The following documents contain provisions which, through reference in this text, constitute provisions of the present document.
References are either specific (identified by date of publication, edition number, version number, etc.) or non specific.
For a specific reference, subsequent revisions do not apply.
For a non-specific reference, the latest version applies. In the case of a reference to a 3GPP document (including a GSM document), a non-specific reference implicitly refers to the latest version of that document in the same Release as the present document.
For the purpose of the present document, the terms and definitions given in TS 22.519 apply:
business trunking application
Corporate telecommunication Network (CN)
Hosted Enterprise Services (HES)
Next Generation CN (NGCN)
private network traffic
Private Numbering Plan (PNP)
public network traffic
A number of different scenarios will likely exist for enabling interactions between Next-Generation Corporate Networks (NGCN) and Next Generation (public) Networks (NGN). The present document describes a sub-set of these scenarios and the architectural and functional requirements that arise from the support of these scenarios. Future releases may document other scenarios as requirements emerge.
The development of different interaction scenarios based upon the distribution of the hosting of private network capabilities in the enterprise operator and/or in the public NGN operator leads to the concept of the public NGN operator being able to offer services to NGCNs and the NGCN users at a number of different levels. This concept is further described in ETSI TR 102 478 .
The most basic level of service provision is IP connectivity. Differentiation from the Internet can be in the form of improved or guaranteed quality of service or security. For the purposes of the present document an NGN that provides this level of service acts as a Transport Service Provider (TSP).
A second level of service provision is in session establishment and control of communication sessions, e.g. voice, multimedia, messaging. Here the NGN adds value by being involved in the signalling protocol used to establish and control media sessions. For the purposes of the present document the primary session control signalling protocol concerned is assumed to be the Session Initiation Protocol (SIP). Added value can include intelligent routing, provision of quality of service for media, provision of gateway services to legacy networks, assistance in NAT traversal, etc. For the purposes of the present document an NGN that provides this level of service is known as a Session Service Provider (SSP).

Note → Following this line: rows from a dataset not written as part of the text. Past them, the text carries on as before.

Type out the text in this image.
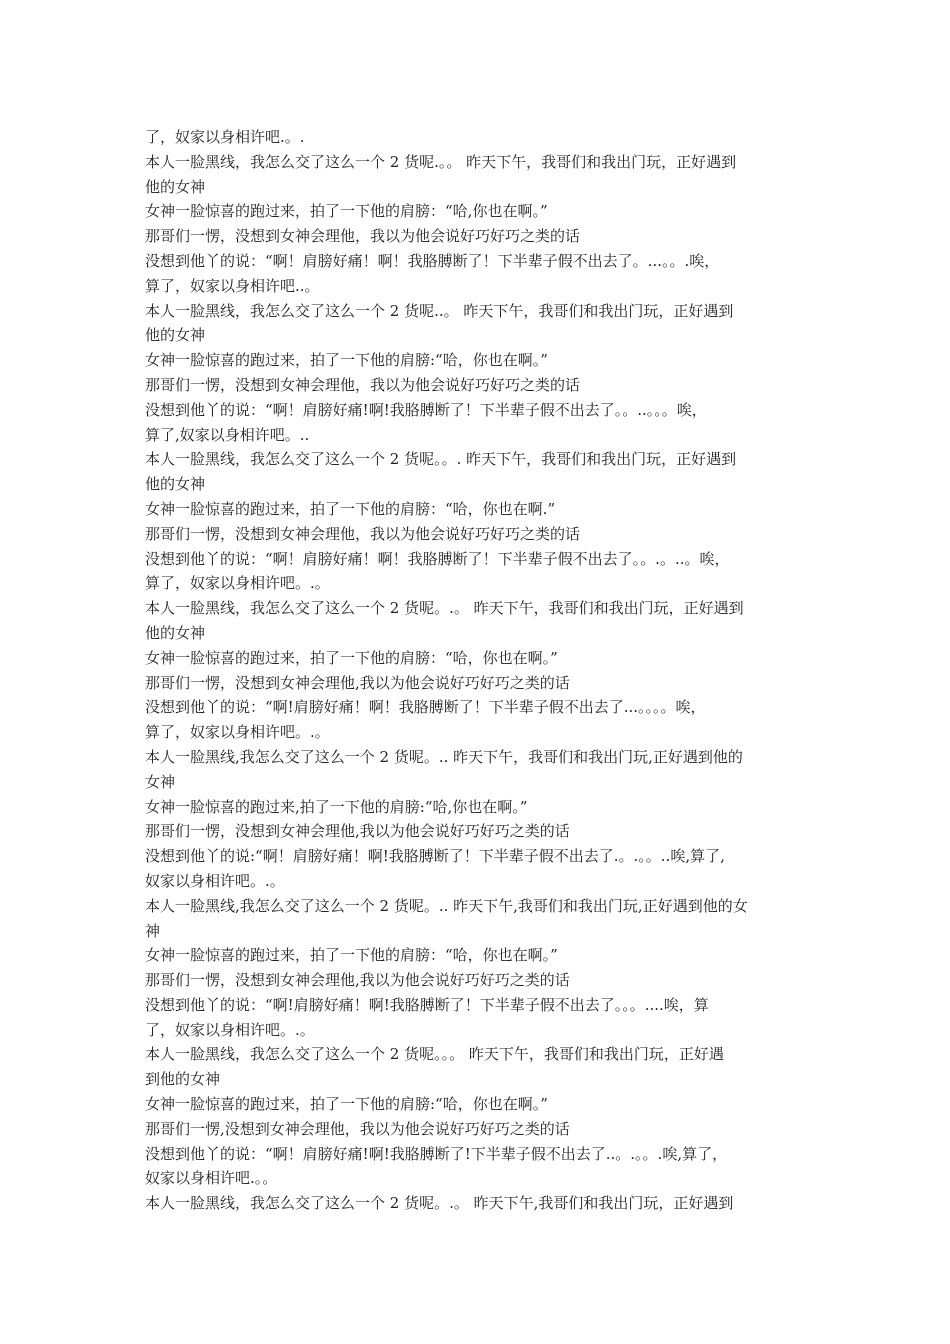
了，奴家以身相许吧.。.
本人一脸黑线，我怎么交了这么一个 2 货呢.。。 昨天下午，我哥们和我出门玩，正好遇到
他的女神
女神一脸惊喜的跑过来，拍了一下他的肩膀：“哈,你也在啊。”
那哥们一愣，没想到女神会理他，我以为他会说好巧好巧之类的话
没想到他丫的说：“啊！肩膀好痛！啊！我胳膊断了！下半辈子假不出去了。...。。.唉，
算了，奴家以身相许吧..。
本人一脸黑线，我怎么交了这么一个 2 货呢..。 昨天下午，我哥们和我出门玩，正好遇到
他的女神
女神一脸惊喜的跑过来，拍了一下他的肩膀:“哈，你也在啊。”
那哥们一愣，没想到女神会理他，我以为他会说好巧好巧之类的话
没想到他丫的说：“啊！肩膀好痛!啊!我胳膊断了！下半辈子假不出去了。。..。。。唉，
算了,奴家以身相许吧。..
本人一脸黑线，我怎么交了这么一个 2 货呢。。. 昨天下午，我哥们和我出门玩，正好遇到
他的女神
女神一脸惊喜的跑过来，拍了一下他的肩膀：“哈，你也在啊.”
那哥们一愣，没想到女神会理他，我以为他会说好巧好巧之类的话
没想到他丫的说：“啊！肩膀好痛！啊！我胳膊断了！下半辈子假不出去了。。.。..。唉，
算了，奴家以身相许吧。.。
本人一脸黑线，我怎么交了这么一个 2 货呢。.。 昨天下午，我哥们和我出门玩，正好遇到
他的女神
女神一脸惊喜的跑过来，拍了一下他的肩膀：“哈，你也在啊。”
那哥们一愣，没想到女神会理他,我以为他会说好巧好巧之类的话
没想到他丫的说：“啊!肩膀好痛！啊！我胳膊断了！下半辈子假不出去了...。。。。唉，
算了，奴家以身相许吧。.。
本人一脸黑线,我怎么交了这么一个 2 货呢。.. 昨天下午，我哥们和我出门玩,正好遇到他的
女神
女神一脸惊喜的跑过来,拍了一下他的肩膀:“哈,你也在啊。”
那哥们一愣，没想到女神会理他,我以为他会说好巧好巧之类的话
没想到他丫的说:“啊！肩膀好痛！啊!我胳膊断了！下半辈子假不出去了.。.。。..唉,算了,
奴家以身相许吧。.。
本人一脸黑线,我怎么交了这么一个 2 货呢。.. 昨天下午,我哥们和我出门玩,正好遇到他的女
神
女神一脸惊喜的跑过来，拍了一下他的肩膀：“哈，你也在啊。”
那哥们一愣，没想到女神会理他,我以为他会说好巧好巧之类的话
没想到他丫的说：“啊!肩膀好痛！啊!我胳膊断了！下半辈子假不出去了。。。....唉，算
了，奴家以身相许吧。.。
本人一脸黑线，我怎么交了这么一个 2 货呢。。。 昨天下午，我哥们和我出门玩，正好遇
到他的女神
女神一脸惊喜的跑过来，拍了一下他的肩膀:“哈，你也在啊。”
那哥们一愣,没想到女神会理他，我以为他会说好巧好巧之类的话
没想到他丫的说：“啊！肩膀好痛!啊!我胳膊断了!下半辈子假不出去了..。.。。.唉,算了，
奴家以身相许吧.。。
本人一脸黑线，我怎么交了这么一个 2 货呢。.。 昨天下午,我哥们和我出门玩，正好遇到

A third level of service provision is at the application level. Applications can be many and varied, but for the purposes of the present document an application is assumed to be applied on top of session level services. An application may be able to monitor or control multi-media sessions (either directly or through a protocol or API) and may or may not be involved in media as well. Examples of applications that involve media include conferencing services, transcoding and translation services and call distribution centres. Examples of applications that monitor or control sessions but do not involve media include presence services, call logging services and UA configuration services. In addition, an application may be accessed through a session control protocol such as SIP. For the purposes of the present document an NGN that provides this level of service is known as an Application Service Provider (ASP).
At the application level, the additional services can be provided by the home network operator, or can be provided by a third party service provider. It is also possible that the enterprise itself provides the services, by providing equipment that acts as an application server beyond an ISC gateway function.
An NGN may provide services at one or more of these levels. Not all services offered will be of interest to enterprise customers and of relevance for interworking with NGCNs. Enterprise customers may use different NGNs for different levels of service provision and may have different contractual relationships with each of these NGNs. In addition, for a given communication and depending on the number of parties to be interconnected and/or the number of services to be accessed, multiple providers may be involved.
The scenarios provided in the present document are presented in accordance with this concept.
The present document has been structured following the service level categories as introduced in subclause 4.2 in mind, as follows:
clause 6 presents scenarios that relate to provision of IP connectivity level services offered by an NGN;
clause 7 presents scenarios that relate to provision of session establishment and control of communication session services offered by an NGN;
clause 8 presents scenarios that relate to provision of application level services offered by an NGN; and
clause 9 presents scenarios that relate to provision of session level roaming services offered by an NGN.
The scenarios presented in clause 6 are IP level virtual leased line services between NGCN sites or between an NGCN site and a remote NGCN UE.
The scenario presented in clause 7 is a session level virtual leased line.
The application level service scenarios presented in clause 8 are hosted enterprise services (HES), subscription based business trunking and peering based business trunking.
Clause 9 presents a special class of session level service scenarios that are so distinct from other session level services that they are a service class of their own. Roaming scenario covered in this release is the ability for an NGCN user to be able to roam into an NGN with which the NGCN has a roaming agreement. Other scenarios are listed for completeness, however these scenarios are not in the scope of the current release or are already covered as part of normal roaming procedures.